May 13, 2026

Introducing Ursula

The Tonbo & Loro teams

Every modern application is quietly producing a timeline. A document accumulates edits. A session accumulates messages. An AI agent run accumulates tool calls and partial responses. A workflow accumulates execution steps. A collaborative whiteboard accumulates strokes. The shape is the same everywhere: an ordered, append-only sequence of changes that needs to be replayable from any point, durably retained, and live-tailable while it's still being written.

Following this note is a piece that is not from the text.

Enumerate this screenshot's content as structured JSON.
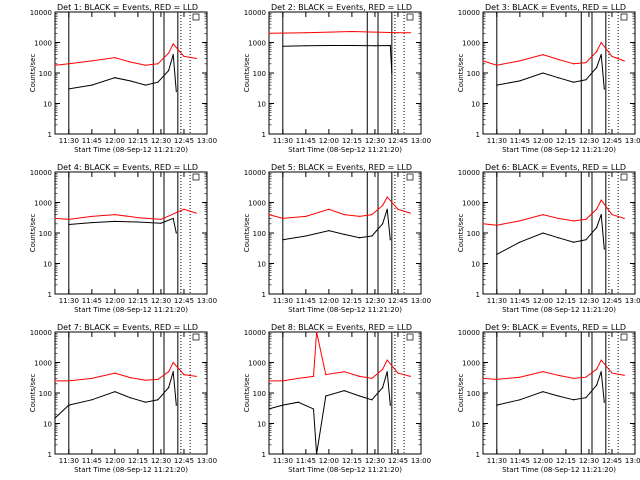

The web has no first-class primitive for this. Each team rebuilds it from a different starting point: a database with a journal table, a message broker with consumer groups, or an object-storage bucket plus a polling loop. Each of those rebuilds reinvents the same offset-based replay semantics, the same recovery edge cases, the same live-tailing reconnection logic, in slightly different ways. The shape keeps recurring because the requirement keeps recurring, but there is no shared infrastructure for it.

We kept hitting this shape in our own work, and our friends kept hitting it in theirs. After enough of those conversations we decided to stop working around it and build the shared piece properly, once. That's Ursula.

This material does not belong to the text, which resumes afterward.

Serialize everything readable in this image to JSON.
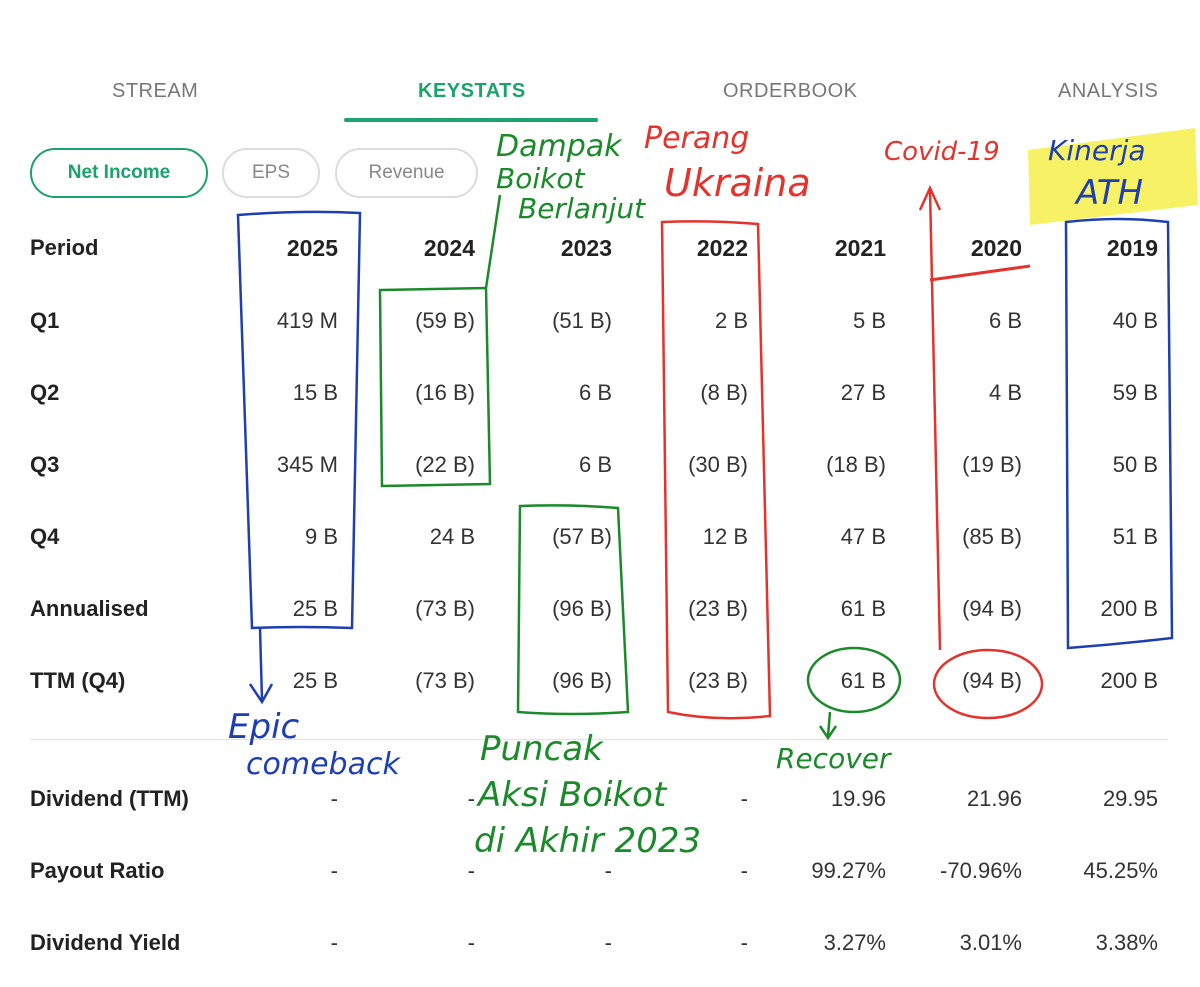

Durable Streams as the primitive

We didn't invent the primitive. Electric published the Durable Streams Protocol, a minimal HTTP-native specification for exactly the shape above. The protocol is small: PUT creates a stream, POST appends bytes, GET reads from an offset or live-tails over Server-Sent Events. Streams are URL-addressable; offsets are opaque tokens; closure is explicit. There is no required client library; any HTTP client works.

The protocol is well-shaped. The challenge is the implementation. The reference server published alongside the protocol runs as a single process. It is easy to embed, easy to evaluate, easy to run on a laptop. But anyone who wants to run a fleet of durable streams in production needs something more: replicated writes that survive node failure, follower reads to spread load, snapshot-based recovery so new clients don't replay months of history, and a cold tier so streams that grow into gigabytes don't pin memory.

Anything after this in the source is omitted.